Some COVID-19 patients report experiencing symptoms including fatigue, muscle pain, brain fog and headaches long after the infection has cleared up — so-called Long COVID — and now researchers in Ireland say abnormal blood clotting may be the key.
Even once inflammation levels returned to normal, high levels of blood clotting were found among patients with persistent COVID symptoms, compared to healthy controls, in a recent study by the Royal College of Surgeons in Ireland (RCSI) at the University of Medicine and Health Sciences in Dublin.
“Millions of people are already dealing with the symptoms of Long COVID syndrome, and more people will develop Long COVID as the infections among the unvaccinated continue to occur. It is imperative that we continue to study this condition and develop effective treatments,” said study co-author Dr. James O’Donnell.
In previous work, the same group of researchers studied dangerous clotting in patients with severe acute COVID-19. In the latest study, published in the Journal of Thrombosis and Haemostasis, researchers examined 50 patients with Long COVID to understand if abnormal blood clotting is involved.
The authors noted that autopsies have shown that inflammation in the cells that line the heart and blood cells, as well as blood clotting in the vascular system triggered by the immune system play key roles in acute COVID-19. They hypothesized that activation of the endothelial cells that line the heart and blood vessels may contribute to Long COVID.
They found that patients with persistent symptoms of Long COVID, such as fatigue and reduced physical fitness, continue to have higher measures of blood clotting. These clotting markers were higher in patients who required hospitalization for their initial COVID-19 infection, but even those who managed their illness at home still had persistently high clotting markers.

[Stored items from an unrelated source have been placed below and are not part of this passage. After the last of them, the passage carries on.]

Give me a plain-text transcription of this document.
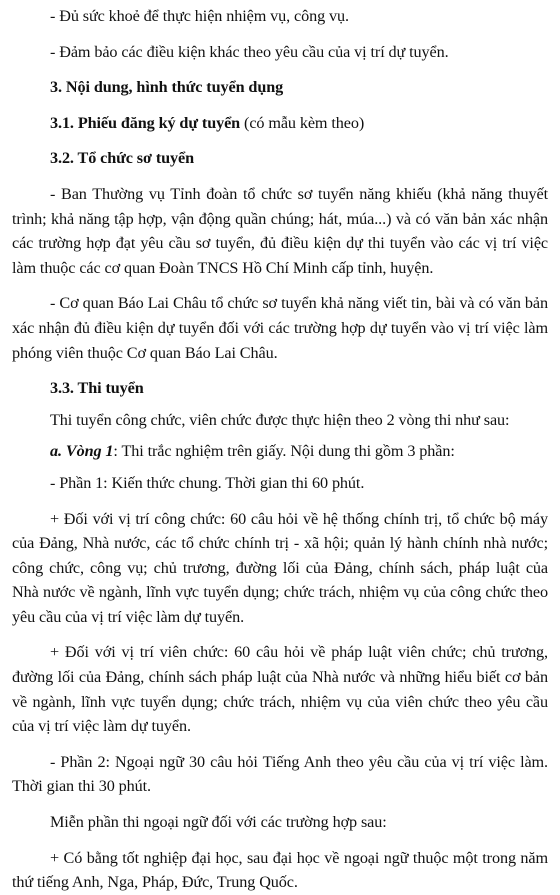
- Đủ sức khoẻ để thực hiện nhiệm vụ, công vụ.

- Đảm bảo các điều kiện khác theo yêu cầu của vị trí dự tuyển.

3. Nội dung, hình thức tuyển dụng

3.1. Phiếu đăng ký dự tuyển (có mẫu kèm theo)

3.2. Tổ chức sơ tuyển

- Ban Thường vụ Tỉnh đoàn tổ chức sơ tuyển năng khiếu (khả năng thuyết trình; khả năng tập hợp, vận động quần chúng; hát, múa...) và có văn bản xác nhận các trường hợp đạt yêu cầu sơ tuyển, đủ điều kiện dự thi tuyển vào các vị trí việc làm thuộc các cơ quan Đoàn TNCS Hồ Chí Minh cấp tỉnh, huyện.

- Cơ quan Báo Lai Châu tổ chức sơ tuyển khả năng viết tin, bài và có văn bản xác nhận đủ điều kiện dự tuyển đối với các trường hợp dự tuyển vào vị trí việc làm phóng viên thuộc Cơ quan Báo Lai Châu.

3.3. Thi tuyển

Thi tuyển công chức, viên chức được thực hiện theo 2 vòng thi như sau:

a. Vòng 1: Thi trắc nghiệm trên giấy. Nội dung thi gồm 3 phần:

- Phần 1: Kiến thức chung. Thời gian thi 60 phút.

+ Đối với vị trí công chức: 60 câu hỏi về hệ thống chính trị, tổ chức bộ máy của Đảng, Nhà nước, các tổ chức chính trị - xã hội; quản lý hành chính nhà nước; công chức, công vụ; chủ trương, đường lối của Đảng, chính sách, pháp luật của Nhà nước về ngành, lĩnh vực tuyển dụng; chức trách, nhiệm vụ của công chức theo yêu cầu của vị trí việc làm dự tuyển.

+ Đối với vị trí viên chức: 60 câu hỏi về pháp luật viên chức; chủ trương, đường lối của Đảng, chính sách pháp luật của Nhà nước và những hiểu biết cơ bản về ngành, lĩnh vực tuyển dụng; chức trách, nhiệm vụ của viên chức theo yêu cầu của vị trí việc làm dự tuyển.

- Phần 2: Ngoại ngữ 30 câu hỏi Tiếng Anh theo yêu cầu của vị trí việc làm. Thời gian thi 30 phút.

Miễn phần thi ngoại ngữ đối với các trường hợp sau:

+ Có bằng tốt nghiệp đại học, sau đại học về ngoại ngữ thuộc một trong năm thứ tiếng Anh, Nga, Pháp, Đức, Trung Quốc.
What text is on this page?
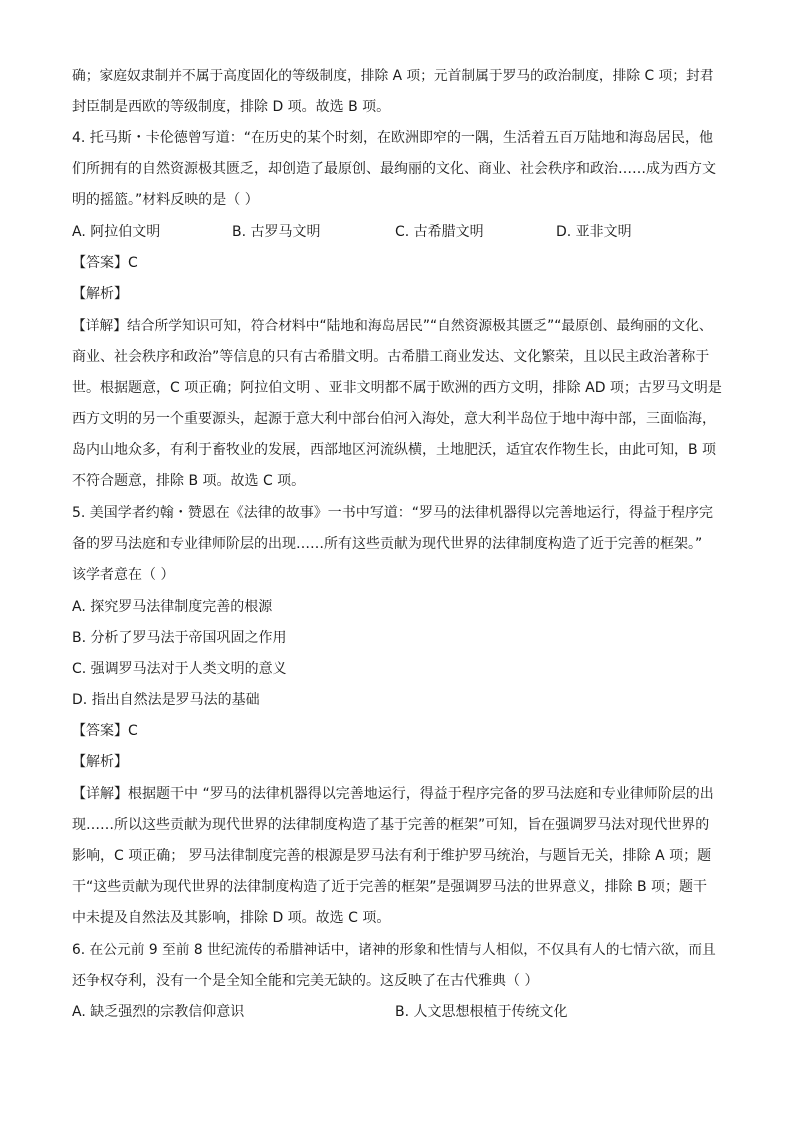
确；家庭奴隶制并不属于高度固化的等级制度，排除 A 项；元首制属于罗马的政治制度，排除 C 项；封君
封臣制是西欧的等级制度，排除 D 项。故选 B 项。
4. 托马斯・卡伦德曾写道：“在历史的某个时刻，在欧洲即窄的一隅，生活着五百万陆地和海岛居民，他
们所拥有的自然资源极其匮乏，却创造了最原创、最绚丽的文化、商业、社会秩序和政治……成为西方文
明的摇篮。”材料反映的是（ ）
A. 阿拉伯文明	B. 古罗马文明	C. 古希腊文明	D. 亚非文明
【答案】C
【解析】
【详解】结合所学知识可知，符合材料中“陆地和海岛居民”“自然资源极其匮乏”“最原创、最绚丽的文化、
商业、社会秩序和政治”等信息的只有古希腊文明。古希腊工商业发达、文化繁荣，且以民主政治著称于
世。根据题意，C 项正确；阿拉伯文明 、亚非文明都不属于欧洲的西方文明，排除 AD 项；古罗马文明是
西方文明的另一个重要源头，起源于意大利中部台伯河入海处，意大利半岛位于地中海中部，三面临海，
岛内山地众多，有利于畜牧业的发展，西部地区河流纵横，土地肥沃，适宜农作物生长，由此可知，B 项
不符合题意，排除 B 项。故选 C 项。
5. 美国学者约翰・赞恩在《法律的故事》一书中写道：“罗马的法律机器得以完善地运行，得益于程序完
备的罗马法庭和专业律师阶层的出现……所有这些贡献为现代世界的法律制度构造了近于完善的框架。”
该学者意在（ ）
A. 探究罗马法律制度完善的根源
B. 分析了罗马法于帝国巩固之作用
C. 强调罗马法对于人类文明的意义
D. 指出自然法是罗马法的基础
【答案】C
【解析】
【详解】根据题干中 “罗马的法律机器得以完善地运行，得益于程序完备的罗马法庭和专业律师阶层的出
现……所以这些贡献为现代世界的法律制度构造了基于完善的框架”可知，旨在强调罗马法对现代世界的
影响，C 项正确； 罗马法律制度完善的根源是罗马法有利于维护罗马统治，与题旨无关，排除 A 项；题
干“这些贡献为现代世界的法律制度构造了近于完善的框架”是强调罗马法的世界意义，排除 B 项；题干
中未提及自然法及其影响，排除 D 项。故选 C 项。
6. 在公元前 9 至前 8 世纪流传的希腊神话中，诸神的形象和性情与人相似，不仅具有人的七情六欲，而且
还争权夺利，没有一个是全知全能和完美无缺的。这反映了在古代雅典（ ）
A. 缺乏强烈的宗教信仰意识	B. 人文思想根植于传统文化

“Because clotting markers were elevated while inflammation markers had returned to normal, our results suggest that the clotting system may be involved in the root cause of Long COVID syndrome,” said the study’s lead author, Dr. Helen Fogarty.
“Understanding the root cause of a disease is the first step toward developing effective treatments,” said O’Donnell, who directs the Irish Centre for Vascular Biology at RCSI and is Consultant Hematologist for the National Coagulation Centre at St James’s Hospital in Dublin.
The research received funding from the Welcome Trust, Health Research Board Irish Clinical Academic Training program, and the HRB-funded Irish COVID-19 Vasculopathy Study. It also received support from the 3M Foundation to RCSI University of Medicine and Health Sciences in support of COVID-19 research.